Genetic testing was carried out in the laboratory of Genomed S.A., Warsaw, Poland. Genomic DNA was isolated from the peripheral blood using a total DNA isolation kit (Blood Mini kit, A&A Biotechnology, Gdańsk, Poland) according to the manufacturer’s protocol or as described in [20 (link)]. Genomic DNA was used as input for constructing an exome-enriched library. Two types of the WES enrichment were used during the study: SureSelectXT Clinical Research Exome or Human Exome V5 (Agilent Technologies, Santa Clara, CA, US) and ClinicalExome (Roche, Basel, Switzerland).
The WES libraries were prepared according to the Agilent or Roche protocols using 100 ng of genomic DNA for each sample.
All the libraries were sequenced using the NextSeq500 or HiSeq4000 (Illumina Inc., San Diego, CA, USA) in the PE150 mode, aiming at the mean target coverage above 100×.
Initial processing of BCL files and demultiplexing was done using the Illumina bcl2fastq. Trimmomatic [21 (link)] was applied to trim raw FASTQ files from adapter sequences and low-quality bases. Read mapping to the GRCh37 (hg19) reference genome was performed using the Burrows–Wheeler Alignment tool [22 (link)]. Duplicate read pairs were removed with MarkDuplicates (Picard tools package [23 ]). Alignment files were further processed in accordance with the Genome Analysis Toolkit v3 best practice pipeline [24 ], and Haplotype Caller was used for variant identification. The quality metrics for the alignment and variants were examined, and all variants within the targeted regions, above the default variant quality threshold, were annotated with Annovar [25 (link)]. Further variant filtration and interpretation involved the Gemini framework [26 (link)], enabling an analysis of multiple samples in the search for rare pathogenic variants in the whole exome, as well as an in-house variant analysis software (BroVar v2), using the ACMG variant classification guidelines [27 (link),28 ].
In the first step, targeted exome sequencing data analysis was carried out to identify pathogenic variants in 267 genes associated with retinal dystrophies (based on the RetNet database [1 ]), and subsequently a search for loss-of-function and likely pathogenic variants of the entire exome sequence was performed for samples with negative results.
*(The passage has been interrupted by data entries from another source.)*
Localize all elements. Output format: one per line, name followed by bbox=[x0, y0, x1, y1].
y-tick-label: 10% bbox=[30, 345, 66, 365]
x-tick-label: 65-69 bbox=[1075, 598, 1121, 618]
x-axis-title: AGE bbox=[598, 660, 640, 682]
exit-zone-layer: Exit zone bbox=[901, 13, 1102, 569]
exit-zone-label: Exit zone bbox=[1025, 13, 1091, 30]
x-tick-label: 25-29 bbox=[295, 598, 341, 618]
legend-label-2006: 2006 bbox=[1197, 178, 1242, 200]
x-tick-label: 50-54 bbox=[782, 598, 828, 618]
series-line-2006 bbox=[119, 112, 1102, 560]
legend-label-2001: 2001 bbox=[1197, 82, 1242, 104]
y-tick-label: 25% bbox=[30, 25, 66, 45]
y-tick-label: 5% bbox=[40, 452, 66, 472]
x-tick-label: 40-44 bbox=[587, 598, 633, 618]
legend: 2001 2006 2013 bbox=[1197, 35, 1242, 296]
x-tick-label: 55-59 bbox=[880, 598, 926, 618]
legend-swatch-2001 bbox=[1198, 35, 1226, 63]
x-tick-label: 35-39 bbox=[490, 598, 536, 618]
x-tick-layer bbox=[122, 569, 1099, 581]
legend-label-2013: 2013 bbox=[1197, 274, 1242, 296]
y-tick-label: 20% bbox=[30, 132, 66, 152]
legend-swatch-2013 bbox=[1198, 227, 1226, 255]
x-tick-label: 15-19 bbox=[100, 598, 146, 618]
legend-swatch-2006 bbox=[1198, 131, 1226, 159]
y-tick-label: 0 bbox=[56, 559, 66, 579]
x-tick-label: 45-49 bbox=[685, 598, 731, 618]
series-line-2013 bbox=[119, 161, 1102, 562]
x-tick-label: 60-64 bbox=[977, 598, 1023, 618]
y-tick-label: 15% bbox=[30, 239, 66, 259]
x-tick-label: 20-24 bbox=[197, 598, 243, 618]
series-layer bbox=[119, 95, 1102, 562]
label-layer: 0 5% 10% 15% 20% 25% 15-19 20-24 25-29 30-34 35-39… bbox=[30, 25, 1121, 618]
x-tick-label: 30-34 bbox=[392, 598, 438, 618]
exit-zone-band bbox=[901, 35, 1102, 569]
The result set has been limited to rare variants based on the allele frequencies from 1000 Genomes [29 (link)], as well as newly constructed POLGENOM [30 ] databases. Each rare variant (MAF < 0.01 for 1000 Genomes), with the exception of the known pathogenic variants, was assessed for pathogenicity using multiple in silico predictors, including Alamut ver. 2.9.0 (SOPHiA GENETICS SA, Rolle, Switzerland) with all the incorporated predictors, such as SIFT, Mutation Taster, and Polyphen2. Its presence in variant databases such as ClinVar [31 (link)] and HGMD Professional [32 (link)] and in the in-house database was checked. Finally, the variant frequency was compared to the expected frequency for the considered disease. Segregation was assessed when possible. Pathogenic and likely pathogenic variants were confirmed using Sanger sequencing if diagnostic results were issued or the quality of NGS data was below expected. Mutation Surveyor V 5.0.1 (Softgenetics, State College, PA, USA) was employed for the Sanger data analysis. Copy number variants were searched for using XHMM [33 (link)], and an attempt of copy number variation (CNV) analysis was performed with GermlineCNVCaller from GATKv4 package [34 (link)].
A patient case was considered likely solved if one of the confirmatory variants for an autosomal recessive disease was classified as an uncertain significance variant and genotyping results were consistent with clinical data. If such variants were the only ones identified and there were additional data supporting its pathogenicity, a case was also considered likely solved. A partial re-analysis of data was recently performed using updated information on the pathogenicity of presumably causative variants—mainly ClinVar and HGMD Professional—and including re-mapping selected exome datasets to the GRCh38 (hg38) reference genome.
This study was approved by the Ethics Committee of Medical University of Silesia (resolution no. KNW/0022/KB1/105/13, KB 31/2012, and KB/36/A/2013) and adhered to the tenets of The Declaration of Helsinki. Informed written consent was obtained from all the participants.